ID management: A promising new development
An emerging approach for managing digital credentialing data could enable the development of more sophisticated security and privacy measures.
There’s no getting around it: As the state of information sharing continues to advance, so too must the state of identity management technology.
Developments in mobile computing, cloud computing, data standards and other technologies have made it easier than ever to make information accessible to users at any time, from any place and with any device. Now government officials need to ensure that their information is accessible only by authorized users.
One emerging solution is something known as a backend attribute exchange. A BAE could be used to connect information-sharing systems with other systems that can verify the credentials (i.e., attributes) of a user trying to access a system.
Such an exchange could be a boon for information-sharing initiatives that cross intergovernmental boundaries. With a BAE in place, an information-sharing system would not need to store credentialing information for every individual accessing the system but instead would rely on the exchange to know where that information is kept.

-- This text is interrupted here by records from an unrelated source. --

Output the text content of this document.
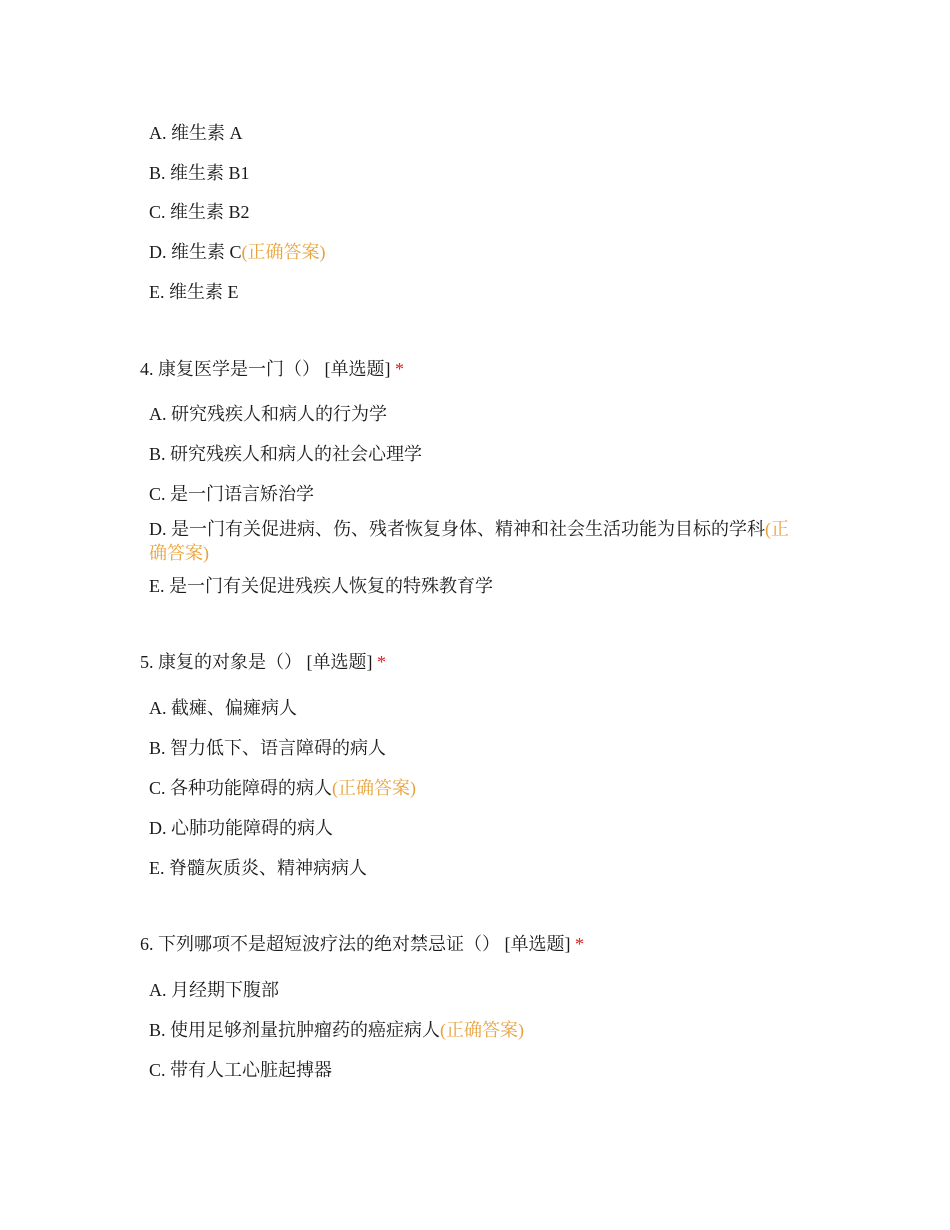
A. 维生素 A
B. 维生素 B1
C. 维生素 B2
D. 维生素 C(正确答案)
E. 维生素 E
4. 康复医学是一门（） [单选题] *
A. 研究残疾人和病人的行为学
B. 研究残疾人和病人的社会心理学
C. 是一门语言矫治学
D. 是一门有关促进病、伤、残者恢复身体、精神和社会生活功能为目标的学科(正确答案)
E. 是一门有关促进残疾人恢复的特殊教育学
5. 康复的对象是（） [单选题] *
A. 截瘫、偏瘫病人
B. 智力低下、语言障碍的病人
C. 各种功能障碍的病人(正确答案)
D. 心肺功能障碍的病人
E. 脊髓灰质炎、精神病病人
6. 下列哪项不是超短波疗法的绝对禁忌证（） [单选题] *
A. 月经期下腹部
B. 使用足够剂量抗肿瘤药的癌症病人(正确答案)
C. 带有人工心脏起搏器
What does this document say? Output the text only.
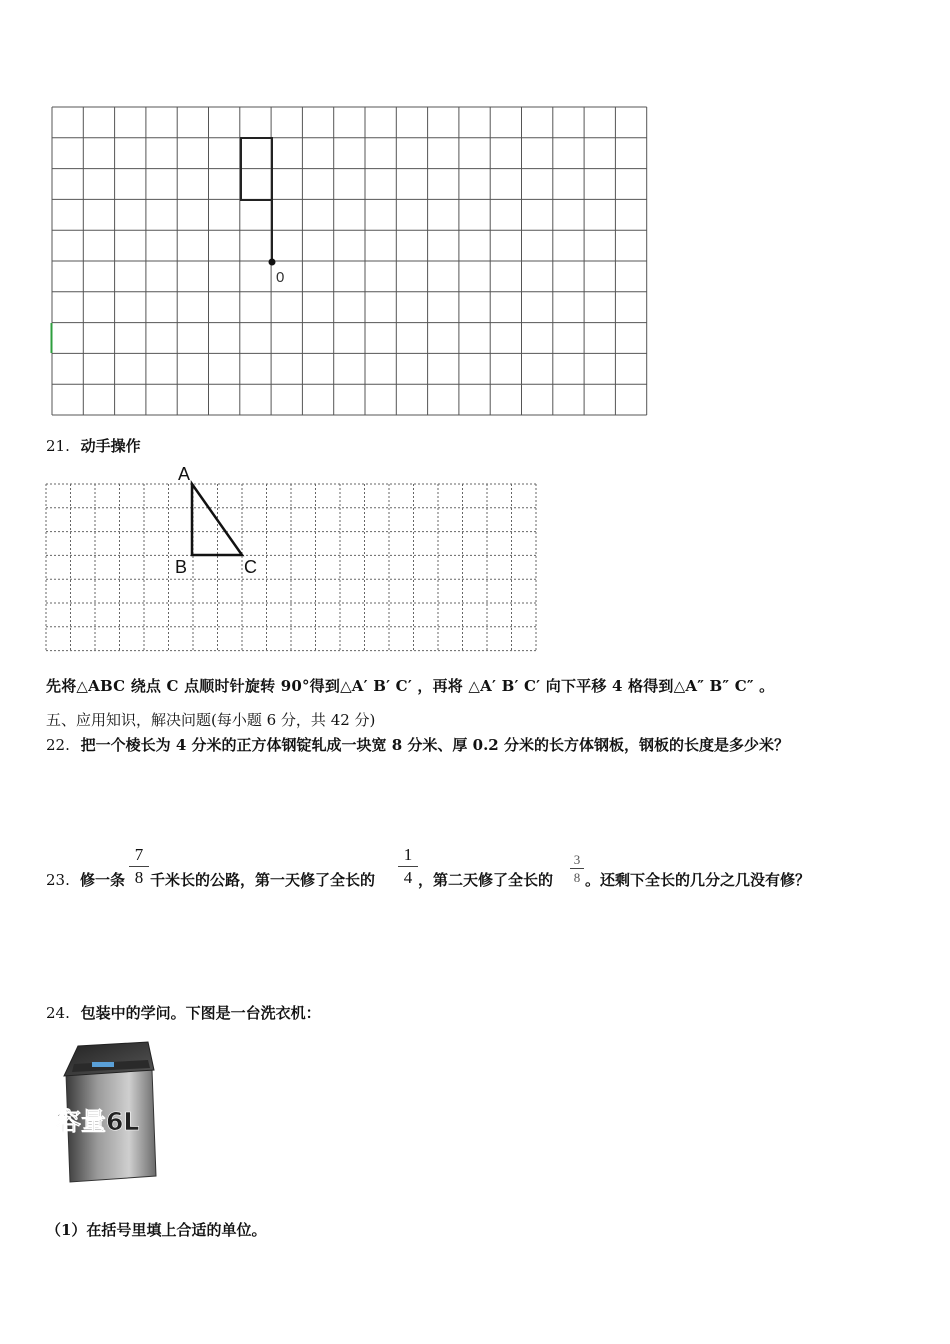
0
21. 动手操作
A
B	C
先将△ABC 绕点 C 点顺时针旋转 90°得到△A′ B′ C′ ，再将 △A′ B′ C′ 向下平移 4 格得到△A″ B″ C″ 。
五、应用知识，解决问题(每小题 6 分，共 42 分)
22. 把一个棱长为 4 分米的正方体钢锭轧成一块宽 8 分米、厚 0.2 分米的长方体钢板，钢板的长度是多少米？
23. 修一条
7
8 千米长的公路，第一天修了全长的
1
4 ，第二天修了全长的
3
8 。还剩下全长的几分之几没有修？
24. 包装中的学问。下图是一台洗衣机：
容量6L
（1）在括号里填上合适的单位。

The more readily available that information is, the tighter the security around a system can be.
With that in mind, the federal government’s Program Manager for the Information Sharing Environment (PM-ISE) and the General Services Administration are now working with Pennsylvania law enforcement agencies to put some emerging identity management technology to the test.
“One of the keys to responsible information sharing that gets the right information to the right person at the right time is enabling systems to securely access various credentials that may originate from multiple authoritative sources,” wrote Michael Kennedy, PM-ISE executive for assured interoperability, in a blog post earlier this year. “This is why the federal government has been working to develop a strong Backend Attribute Exchange capability.”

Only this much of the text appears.